On whether some orgs are/were hopelessly broken: it’s possible. I feel sad about many things having aged poorly and I feel like the EA movement has done disappointingly poorly. I also feel like I’ve heard once or twice Open Phil staff saying disappointingly dismissive things about MIRI (even though many of the research directions there didn’t age well either).
I don’t have a strong view on Open Phil anymore—it used to be that I had one (and it was positive), so I have became more skeptical. Maybe you’re picking up a real thing about Open Phil’s x-risk-focused teams having been irredeemably biased or clouded in their approaches. But insofar as you are, I feel like you’ve started with unfortunate examples that, at least to me, don’t ring super true. (I felt prompted to comment because I feel like I should be well-dispositioned to sympathize with your takes given how disappointed I am at the people who still think there’s only a 10% AI ruin chance.)
At a meta level, “publishing, in 2025, a public complaint about OpenPhil’s publicly promoted timelines and how those may have influenced their funding choices” does not seem like it serves any defensible goal.
Let’s suppose the underlying question is “why did OpenPhil give money to OpenAI in 2017”. (Or, conversely, not give money to some other venture in a similar timeframe).

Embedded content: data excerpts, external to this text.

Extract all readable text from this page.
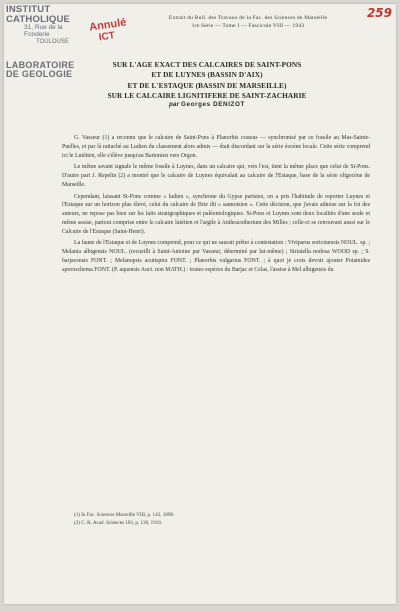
INSTITUT CATHOLIQUE
31, Rue de la Fonderie
TOULOUSE
LABORATOIRE
DE GEOLOGIE
Annulé
ICT
259
Extrait du Bull. des Travaux de la Fac. des Sciences de Marseille
1re Série — Tome I — Fascicule VIII — 1943
SUR L'AGE EXACT DES CALCAIRES DE SAINT-PONS
ET DE LUYNES (BASSIN D'AIX)
ET DE L'ESTAQUE (BASSIN DE MARSEILLE)
SUR LE CALCAIRE LIGNITIFERE DE SAINT-ZACHARIE
par Georges DENIZOT

G. Vasseur (1) a reconnu que le calcaire de Saint-Pons à Planorbis crassus — synchronisé par ce fossile au Mas-Sainte-Puelles, et par là rattaché au Ludien du classement alors admis — était discordant sur la série éocène locale. Cette série comprend ici le Lutétien, elle s'élève jusqu'au Bartonien vers Orgon.

Le même savant signale le même fossile à Luynes, dans un calcaire qui, vers l'est, tient la même place que celui de St-Pons. D'autre part J. Repelin (2) a montré que le calcaire de Luynes équivalait au calcaire de l'Estaque, base de la série oligocène de Marseille.

Cependant, laissant St-Pons comme « ludien », synchrone du Gypse parisien, on a pris l'habitude de reporter Luynes et l'Estaque sur un horizon plus élevé, celui du calcaire de Brie dit « sannoisien ». Cette décision, que j'avais admise sur la foi des auteurs, ne repose pas bien sur les faits stratigraphiques et paléontologiques. St-Pons et Luynes sont deux localités d'une seule et même assise, partout comprise entre le calcaire lutétien et l'argile à Anthracotherium des Milles ; celle-ci se retrouvant aussi sur le Calcaire de l'Estaque (Saint-Henri).

La faune de l'Estaque et de Luynes comprend, pour ce qui ne saurait prêter à contestation : Viviparus soricinensis NOUL. sp. ; Melania albigensis NOUL. (recueilli à Saint-Antoine par Vasseur, déterminé par lui-même) ; Striatella nodosa WOOD sp. ; S. barjacensis FONT. ; Melanopsis acutispira FONT. ; Planorbis vulgarius FONT. ; à quoi je crois devoir ajouter Potamides aporoschema FONT. (P. aquensis Auct. non MATH.) : toutes espèces du Barjac et Celas, l'assise à Mel albigensis du

(1) In Fac. Sciences Marseille VIII, p. 143, 1898.
(2) C. R. Acad. Sciences 163, p. 136, 1916.
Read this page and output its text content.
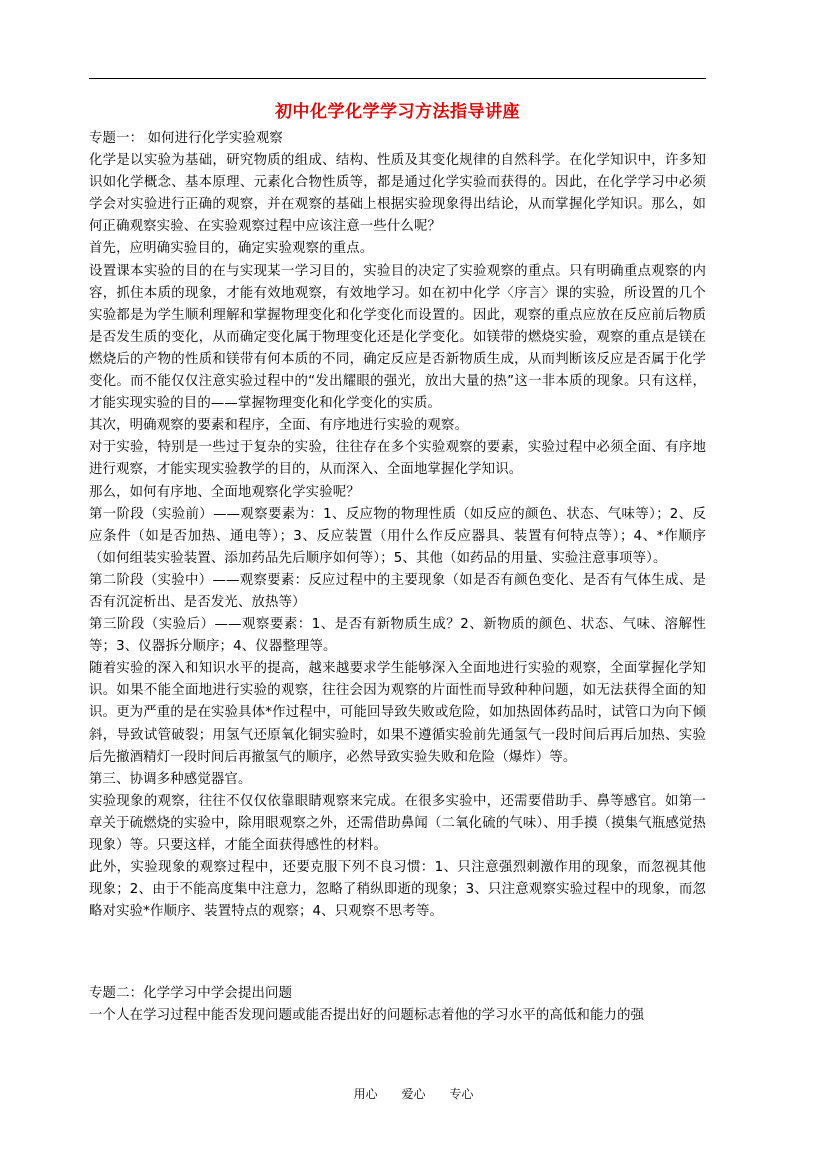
初中化学化学学习方法指导讲座
专题一： 如何进行化学实验观察
化学是以实验为基础，研究物质的组成、结构、性质及其变化规律的自然科学。在化学知识中，许多知识如化学概念、基本原理、元素化合物性质等，都是通过化学实验而获得的。因此，在化学学习中必须学会对实验进行正确的观察，并在观察的基础上根据实验现象得出结论，从而掌握化学知识。那么，如何正确观察实验、在实验观察过程中应该注意一些什么呢？
首先，应明确实验目的，确定实验观察的重点。
设置课本实验的目的在与实现某一学习目的，实验目的决定了实验观察的重点。只有明确重点观察的内容，抓住本质的现象，才能有效地观察，有效地学习。如在初中化学〈序言〉课的实验，所设置的几个实验都是为学生顺利理解和掌握物理变化和化学变化而设置的。因此，观察的重点应放在反应前后物质是否发生质的变化，从而确定变化属于物理变化还是化学变化。如镁带的燃烧实验，观察的重点是镁在燃烧后的产物的性质和镁带有何本质的不同，确定反应是否新物质生成，从而判断该反应是否属于化学变化。而不能仅仅注意实验过程中的“发出耀眼的强光，放出大量的热”这一非本质的现象。只有这样，才能实现实验的目的——掌握物理变化和化学变化的实质。
其次，明确观察的要素和程序，全面、有序地进行实验的观察。
对于实验，特别是一些过于复杂的实验，往往存在多个实验观察的要素，实验过程中必须全面、有序地进行观察，才能实现实验教学的目的，从而深入、全面地掌握化学知识。
那么，如何有序地、全面地观察化学实验呢？
第一阶段（实验前）——观察要素为：1、反应物的物理性质（如反应的颜色、状态、气味等）；2、反应条件（如是否加热、通电等）；3、反应装置（用什么作反应器具、装置有何特点等）；4、*作顺序（如何组装实验装置、添加药品先后顺序如何等）；5、其他（如药品的用量、实验注意事项等）。
第二阶段（实验中）——观察要素：反应过程中的主要现象（如是否有颜色变化、是否有气体生成、是否有沉淀析出、是否发光、放热等）
第三阶段（实验后）——观察要素：1、是否有新物质生成？2、新物质的颜色、状态、气味、溶解性等；3、仪器拆分顺序；4、仪器整理等。
随着实验的深入和知识水平的提高，越来越要求学生能够深入全面地进行实验的观察，全面掌握化学知识。如果不能全面地进行实验的观察，往往会因为观察的片面性而导致种种问题，如无法获得全面的知识。更为严重的是在实验具体*作过程中，可能回导致失败或危险，如加热固体药品时，试管口为向下倾斜，导致试管破裂；用氢气还原氧化铜实验时，如果不遵循实验前先通氢气一段时间后再后加热、实验后先撤酒精灯一段时间后再撤氢气的顺序，必然导致实验失败和危险（爆炸）等。
第三、协调多种感觉器官。
实验现象的观察，往往不仅仅依靠眼睛观察来完成。在很多实验中，还需要借助手、鼻等感官。如第一章关于硫燃烧的实验中，除用眼观察之外，还需借助鼻闻（二氧化硫的气味）、用手摸（摸集气瓶感觉热现象）等。只要这样，才能全面获得感性的材料。
此外，实验现象的观察过程中，还要克服下列不良习惯：1、只注意强烈刺激作用的现象，而忽视其他现象；2、由于不能高度集中注意力，忽略了稍纵即逝的现象；3、只注意观察实验过程中的现象，而忽略对实验*作顺序、装置特点的观察；4、只观察不思考等。
专题二：化学学习中学会提出问题
一个人在学习过程中能否发现问题或能否提出好的问题标志着他的学习水平的高低和能力的强
用心 爱心 专心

Why is this, currently, significantly important? What plausible goal is served by trying to answer this question more precisely?
If it’s because they had long timelines, it tells you that short timeline arguments were not effective, which hopefully everyone already knows. This has been robustly demonstrated across most meaningful groups of people controlling either significant money or government clout. It is not information. I would not update on this.
If they did this because they had short timelines, they believed in whatever Sam was selling for that. I would not update on this either. It is hopefully well understood, by now, that Sam is good at selling things. “You could parachute him into an island full of cannibals and come back in 5 years and he’d be the king.”
If they did this for non-timeline reasons, I might update on, idk, some nebulous impression about how OpenPhil’s bureaucracy worked before the year 2020 or so. How good Sam (or another principal) was at convincing people to give them money. I don’t see how this is an important fact about the world.
Generally my model is that when people do not seem to be behaving optimally, they are behaving close to optimal for something, but that something is not the goal I imagine they are pursuing. I am imagining a goal like “being able to influence future events more effectively”, but I can’t see how that’s served here, so I imagine we’re optimizing for something else.
People ask me questions. I answer them honestly, not least because I don’t have the skill to say “I’m not answering that” without it sending some completely different set of messages. Saying a bunch of stuff in private without giving anyone a chance to respond to what I’m guessing about them is deontologically weighed-against by my rules, though not forbidden depending on circumstances. I do not do this in hopes any good thing results, but then acts with good consequences are few and far between in any case, these days.
Clearly there is some value to thinking about past mistakes and getting an accurate retelling of history. In the best case you can identify the mistakes that generated those bad ideas in the past and fix them.
That shouldn’t be a reason not to do a thing (by itself, all else equal).